Dimanche 23 avril

En 2009, la société PlatinumGames sort le premier volet de la licence Bayonetta, dont le troisième vient de sortir aujourd’hui.

Le jeu – excellent au demeurant, dans son genre, à savoir l’action survitaminée – deviendra instantanément un classique du fait de son héroïne, et personnage éponyme de la série, la sorcière Bayonetta. Une sorte de caricature de caricature de fantasme de femme forte. Bayonetta est une sorcière à la plastique absurde passant son temps à se battre contre les forces surnaturelles à l’aide de tout ce qui lui passe sous la main, pistolets, épées, fouets, tronçonneuses ou portes d’églises (oui). Le tout entre deux bons mots.

Pour moi, Bayonetta – le personnage – était une immense blague. Une sorte de pied-de-nez adressé aux fantasmes de pas mal de joueurs, et même si certains de ses aspects me semblaient sujets à caution, je passais de bons moments en compagnie de cet avatar. Les trois premiers volets de la série lui construisaient une histoire, histoire qui prenait bien soin de ne pas empiéter sur le côté survitaminé de l’action, à l’exception peut-être de la très belle histoire de sororité avec sa sœur d’arme, Jeanne. (Tous les amateurs de la série Daria vous diront qu’une héroïne a besoin d’une Jeanne).

C’est pourquoi j’ai pas mal sourcillé – je n’ai pas dû être le seul – lors de l’annonce d’un quatrième volet, sobrement intitulé Bayonetta Origins : Cereza and the lost demon.

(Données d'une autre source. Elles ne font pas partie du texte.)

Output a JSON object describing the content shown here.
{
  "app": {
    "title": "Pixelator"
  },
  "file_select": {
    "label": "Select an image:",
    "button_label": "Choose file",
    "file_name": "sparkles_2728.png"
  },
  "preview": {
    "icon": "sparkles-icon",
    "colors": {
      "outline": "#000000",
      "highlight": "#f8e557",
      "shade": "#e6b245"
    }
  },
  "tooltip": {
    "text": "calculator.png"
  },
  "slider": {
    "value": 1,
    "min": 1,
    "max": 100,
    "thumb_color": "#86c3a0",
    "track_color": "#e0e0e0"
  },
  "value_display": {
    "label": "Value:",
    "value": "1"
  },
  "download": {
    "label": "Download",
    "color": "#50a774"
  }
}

Tout dans ce jeu semble prendre la licence à rebrousse-poil : exit l’action frénétique, on se trouve dans un jeu d’aventure, à contrôler non pas une magicienne sexy, mais celle qu’elle était dans mon enfance, une apprentie sorcière craintive et maladroite. Qui un jour, suite à un appel reçu en rêve, se perdra dans la forêt d’Avalon. L’excursion pourrait tourner au drame, si Cereza – nom originel de Bayonetta – ne rencontrait Cheshire (rebaptisé Chouchou en français) un démon qui, suite à une erreur d’incantation, se retrouve piégé dans la peluche de la fillette, et du même coup lié à elle. Le duo se retrouve contraint de collaborer, elle en quête de pouvoir lui permettant de sauver sa mère, lui espérant pouvoir retourner de l’enfer d’où il provient.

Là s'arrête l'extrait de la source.